[CRITIQUE] – Kiss Kiss Bang Bang : Le dernier pulp

Au début des années 2000, Shane Black fait partie de cette catégorie d’artisans dont la notoriété est inversement proportionnelle à celle de son travail. Il faut être clair, si L’Arme Fatale, Le dernier samaritain et Au revoir à jamais sont aujourd’hui des classiques dans le genre du buddy movie d’action, le véritable artisan derrière leur réussite n’est pas leurs réalisateurs respectifs (Richard Donner, Tony Scott et Renny Harlin) mais bel et bien leur seul et unique scénariste. Un auteur dont le style est immédiatement reconnaissable par ses tropes (tous ses scénarios se déroulent à la période de Noël), ses références au roman pulp, et son amour pour les véritables anti-héros même lorsqu’ils ne sont pas la norme (à l’ère des héros indestructibles Schwarzenegger et Stallone, L’Arme Fatale montre son héros Martin Riggs à deux doigts de se mettre une balle dans la tête au bout de 20 minutes).

Son passage à la réalisation en 2004 avec Kiss Kiss Bang Bang apparaît comme une renaissance après une décennie en dépression consécutive à l’échec d’Au revoir à jamais, un moyen de renouer avec le cinéma qu’il chérit (plutôt L’Inspecteur Harry et Les trois jours du Condor que l’action pétaradante des années 80), et surtout l’occasion de garder le contrôle sur son travail sans l’interférence de réalisateurs (Richard Donner élargit l’aspect comédie et restreint la noirceur de son script de L’Arme Fatale) ou même du studio qui lui impose de réécrire le troisième acte du Dernier Samaritain, ainsi que la fin de Au revoir à jamais. Kiss Kiss Bang Bang est un pur travail de Shane Black dans son écriture en même temps qu’elle révèle un réalisateur qui parvient encore à faire vivre un genre tombé en désuétude depuis longtemps.

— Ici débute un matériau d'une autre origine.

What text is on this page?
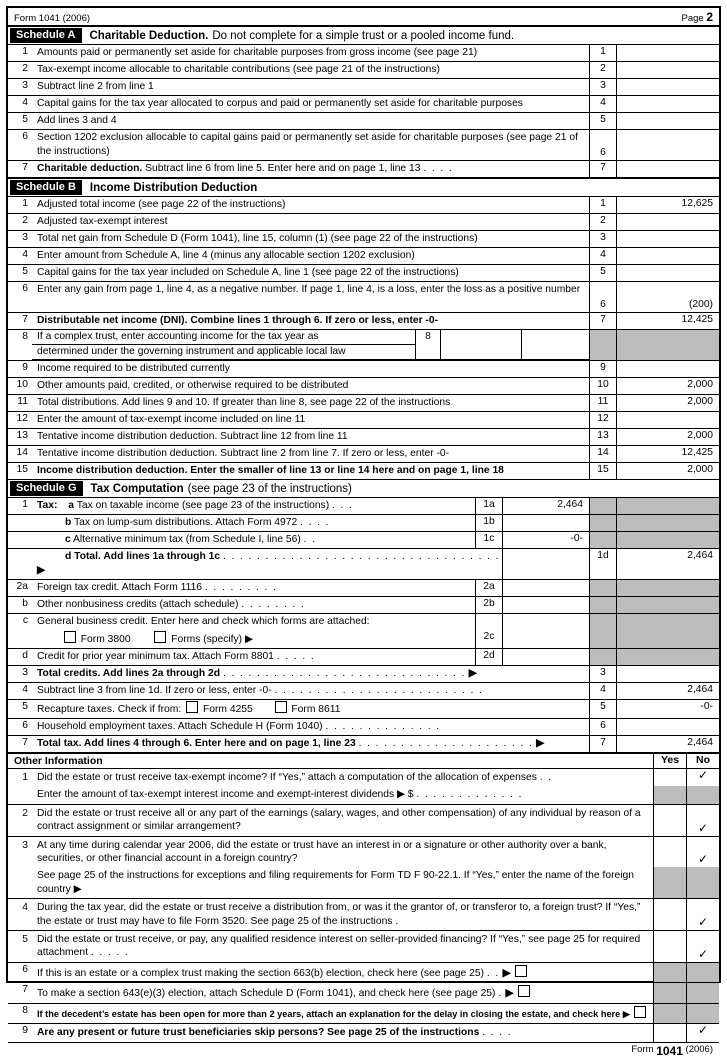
Form 1041 (2006)	Page 2
Schedule A	Charitable Deduction. Do not complete for a simple trust or a pooled income fund.
1	Amounts paid or permanently set aside for charitable purposes from gross income (see page 21)	1	
2	Tax-exempt income allocable to charitable contributions (see page 21 of the instructions)	2	
3	Subtract line 2 from line 1	3	
4	Capital gains for the tax year allocated to corpus and paid or permanently set aside for charitable purposes	4	
5	Add lines 3 and 4	5	
6	Section 1202 exclusion allocable to capital gains paid or permanently set aside for charitable purposes (see page 21 of the instructions)	6	
7	Charitable deduction. Subtract line 6 from line 5. Enter here and on page 1, line 13 . . . .	7	
Schedule B	Income Distribution Deduction
1	Adjusted total income (see page 22 of the instructions)	1	12,625
2	Adjusted tax-exempt interest	2	
3	Total net gain from Schedule D (Form 1041), line 15, column (1) (see page 22 of the instructions)	3	
4	Enter amount from Schedule A, line 4 (minus any allocable section 1202 exclusion)	4	
5	Capital gains for the tax year included on Schedule A, line 1 (see page 22 of the instructions)	5	
6	Enter any gain from page 1, line 4, as a negative number. If page 1, line 4, is a loss, enter the loss as a positive number	6	(200)
7	Distributable net income (DNI). Combine lines 1 through 6. If zero or less, enter -0-	7	12,425
8	If a complex trust, enter accounting income for the tax year as	8		
determined under the governing instrument and applicable local law

9	Income required to be distributed currently	9	
10	Other amounts paid, credited, or otherwise required to be distributed	10	2,000
11	Total distributions. Add lines 9 and 10. If greater than line 8, see page 22 of the instructions	11	2,000
12	Enter the amount of tax-exempt income included on line 11	12	
13	Tentative income distribution deduction. Subtract line 12 from line 11	13	2,000
14	Tentative income distribution deduction. Subtract line 2 from line 7. If zero or less, enter -0-	14	12,425
15	Income distribution deduction. Enter the smaller of line 13 or line 14 here and on page 1, line 18	15	2,000
Schedule G	Tax Computation (see page 23 of the instructions)
1	Tax: a Tax on taxable income (see page 23 of the instructions) . . .	1a	2,464		
	b Tax on lump-sum distributions. Attach Form 4972 . . . .	1b			
	c Alternative minimum tax (from Schedule I, line 56) . .	1c	-0-		
	d Total. Add lines 1a through 1c . . . . . . . . . . . . . . . . . . . . . . . . . . . . . . . . . ▶			1d	2,464
2a	Foreign tax credit. Attach Form 1116 . . . . . . . . .	2a			
b	Other nonbusiness credits (attach schedule) . . . . . . . .	2b			
c	General business credit. Enter here and check which forms are attached:				
	Form 3800 Forms (specify) ▶	2c			
d	Credit for prior year minimum tax. Attach Form 8801 . . . . .	2d			
3	Total credits. Add lines 2a through 2d . . . . . . . . . . . . . . . . . . . . . . . . . . . . . ▶			3	
4	Subtract line 3 from line 1d. If zero or less, enter -0- . . . . . . . . . . . . . . . . . . . . . . . . .			4	2,464
5	Recapture taxes. Check if from: Form 4255 Form 8611			5	-0-
6	Household employment taxes. Attach Schedule H (Form 1040) . . . . . . . . . . . . . .			6	
7	Total tax. Add lines 4 through 6. Enter here and on page 1, line 23 . . . . . . . . . . . . . . . . . . . . . ▶			7	2,464
Other Information	Yes	No
1	Did the estate or trust receive tax-exempt income? If “Yes,” attach a computation of the allocation of expenses . .		✓
	Enter the amount of tax-exempt interest income and exempt-interest dividends ▶ $ . . . . . . . . . . . . .		
2	Did the estate or trust receive all or any part of the earnings (salary, wages, and other compensation) of any individual by reason of a contract assignment or similar arrangement?		✓
3	At any time during calendar year 2006, did the estate or trust have an interest in or a signature or other authority over a bank, securities, or other financial account in a foreign country?		✓
	See page 25 of the instructions for exceptions and filing requirements for Form TD F 90-22.1. If “Yes,” enter the name of the foreign country ▶		
4	During the tax year, did the estate or trust receive a distribution from, or was it the grantor of, or transferor to, a foreign trust? If “Yes,” the estate or trust may have to file Form 3520. See page 25 of the instructions .		✓
5	Did the estate or trust receive, or pay, any qualified residence interest on seller-provided financing? If “Yes,” see page 25 for required attachment . . . . .		✓
6	If this is an estate or a complex trust making the section 663(b) election, check here (see page 25) . . ▶		
7	To make a section 643(e)(3) election, attach Schedule D (Form 1041), and check here (see page 25) . ▶		
8	If the decedent’s estate has been open for more than 2 years, attach an explanation for the delay in closing the estate, and check here ▶		
9	Are any present or future trust beneficiaries skip persons? See page 25 of the instructions . . . .		✓
Form
1041
(2006)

Harry Lockart (Robert Downey Jr.) est un voleur maladroit, incapable de cambrioler un magasin de jouets de quartier. Alors qu’il fuit la police après cette piètre tentative, il se retrouve au milieu d’une audition pour un film. Contre toute attente, il obtient le rôle principal du film et déménage à Los Angeles. Sur place, il rencontre Harmony (Michelle Monaghan), amie d’enfance et aspirante comédienne dont il était secrètement amoureux, et doit suivre des cours de détective pour préparer son rôle avec le privé Perry Van Shrike, dit « Gay Perry » (Val Kilmer). Lors d’une surveillance de nuit, le duo se retrouve témoin d’une scène de meurtre qui les entraîne dans un complot plus vaste encore.

Un pitch qui annonce la volonté de Shane Black de revenir au film noir hérité des romans pulp, genre phare de l’âge d’or hollywoodien progressivement oublié à partir des années 80. On retrouve ainsi dans Kiss Kiss Bang Bang toutes les figures du genre (le détective privé, l’histoire jonchée de cadavres, les multiples retournements de l’intrigue, ou le grand antagoniste qui tire les ficelles dans l’ombre) dans un film qui se veut à la fois un hommage aux écrits d’Ed MacBain ou Raymond Chandler, mais aussi au genre cinématographique, citant par exemple Chinatown ou Le point de non-retour. Le tout en détournant le genre via des touches comiques tout au long du récit, ce que la scène pré-générique absolument hilarante démontre en même temps qu’elle présente les deux personnages principaux.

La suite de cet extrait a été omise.